INVL Asset Management, part of the Invalda Group and one of Lithuania’s biggest asset management companies, has been given the green light by Bank of Lithuania to merge six of its seven recently acquired MP Pension Funds Baltic and Finasta second-pillar funds.
According to Invalda, following the acquisitions, the investment strategies and risk levels of a number of the companies were identical.
The merger, preceded by a rebranding of five of the six funds into the INVL name, is due to be completed by the end of 2015.
The new merged funds will be known as INVL STABILO II 58+ (the two former conservative, bond funds), INVL MEDIO II 47+ (medium equity) and INVL EXTREMO II 16+ (high equity).
The numbers have been added to indicate the recommended age profile of the respective funds.
Finasta’s low-equity fund is not part of the merger but will be renamed INVL MEZZO II 53+.
The merger will shrink the number of second-pillar operators to six, with INVL in fifth place.
According to Bank of Lithuania’s end-June data, of the 26 second-pillar funds, the MP plans had a 5.5% share (64,722) of the total membership and 5.4% (€109.5m) of assets.
The respective figures for Finasta were 3.3% (39,100) and 3.5% (€67.6m).

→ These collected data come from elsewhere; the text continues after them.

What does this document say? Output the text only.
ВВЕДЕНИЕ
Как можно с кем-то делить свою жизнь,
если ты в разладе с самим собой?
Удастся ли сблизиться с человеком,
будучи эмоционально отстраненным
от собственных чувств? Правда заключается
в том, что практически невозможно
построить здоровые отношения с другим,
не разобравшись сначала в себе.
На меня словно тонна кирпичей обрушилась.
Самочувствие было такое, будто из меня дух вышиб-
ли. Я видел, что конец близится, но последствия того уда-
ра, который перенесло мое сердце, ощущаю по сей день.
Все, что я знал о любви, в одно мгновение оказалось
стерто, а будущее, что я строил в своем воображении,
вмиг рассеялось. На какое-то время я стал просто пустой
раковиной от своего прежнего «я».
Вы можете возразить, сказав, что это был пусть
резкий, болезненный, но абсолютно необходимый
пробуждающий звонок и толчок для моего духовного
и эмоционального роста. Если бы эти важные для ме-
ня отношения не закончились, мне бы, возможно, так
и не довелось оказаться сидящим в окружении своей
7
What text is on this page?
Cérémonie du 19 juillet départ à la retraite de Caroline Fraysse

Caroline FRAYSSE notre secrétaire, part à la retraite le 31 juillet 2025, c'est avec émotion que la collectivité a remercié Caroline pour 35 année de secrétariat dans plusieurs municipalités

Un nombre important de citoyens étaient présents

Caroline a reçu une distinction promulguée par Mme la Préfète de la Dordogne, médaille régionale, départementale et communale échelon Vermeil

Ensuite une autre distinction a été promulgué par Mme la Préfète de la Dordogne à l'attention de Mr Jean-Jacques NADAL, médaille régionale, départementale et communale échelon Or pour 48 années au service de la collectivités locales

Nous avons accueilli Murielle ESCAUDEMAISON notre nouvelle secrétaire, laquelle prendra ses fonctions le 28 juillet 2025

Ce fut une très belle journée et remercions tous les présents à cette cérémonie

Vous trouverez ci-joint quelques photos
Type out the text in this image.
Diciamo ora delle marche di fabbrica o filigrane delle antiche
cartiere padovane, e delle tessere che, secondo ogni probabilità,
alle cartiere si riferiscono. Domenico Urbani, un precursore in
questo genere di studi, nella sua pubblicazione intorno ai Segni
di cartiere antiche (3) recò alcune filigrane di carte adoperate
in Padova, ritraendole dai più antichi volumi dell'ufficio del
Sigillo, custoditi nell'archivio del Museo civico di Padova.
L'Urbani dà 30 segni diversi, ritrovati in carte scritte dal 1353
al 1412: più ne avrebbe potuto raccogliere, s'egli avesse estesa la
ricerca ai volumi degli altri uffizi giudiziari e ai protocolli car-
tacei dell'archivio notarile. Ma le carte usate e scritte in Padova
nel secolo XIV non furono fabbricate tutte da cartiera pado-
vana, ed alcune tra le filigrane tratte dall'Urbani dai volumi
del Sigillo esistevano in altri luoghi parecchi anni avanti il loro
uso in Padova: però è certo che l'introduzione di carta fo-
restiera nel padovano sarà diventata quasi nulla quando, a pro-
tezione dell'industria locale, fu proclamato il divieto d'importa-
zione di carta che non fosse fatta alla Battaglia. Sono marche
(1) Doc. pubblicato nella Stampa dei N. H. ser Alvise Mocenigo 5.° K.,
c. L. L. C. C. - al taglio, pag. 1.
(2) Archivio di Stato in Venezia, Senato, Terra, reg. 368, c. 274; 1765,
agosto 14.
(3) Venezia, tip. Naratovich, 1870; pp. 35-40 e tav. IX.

On the day of the merger, the accumulated assets of the funds’ participants will be converted, free of charge, into units of the new entities.
According to Invalda, each member’s accumulated fund value will remain unchanged, although their number of units may change as a result of each current fund’s different values.
Finasta and MP’s two former third-pillar funds are not being merged, but the four will likewise be renamed as INVL plans.
INVL entered the Lithuanian pension market in September 2014 when it acquired three second-pillar and two third-pillar funds from Iceland’s MP Banki.
In December, it acquired a 100% stake in Finasta Asset Management, including four second-pillar and three third-pillar funds, following up the next month with Finasta’s Latvian asset management operations.
That acquisition marked Finasta’s return to Invalda, which in 2009 sold the company to Bank Snoras.
Finasta, as a separate legal entity, was unaffected by Bank Snoras’s nationalisation by the Lithuanian government two years later and subsequent bankruptcy.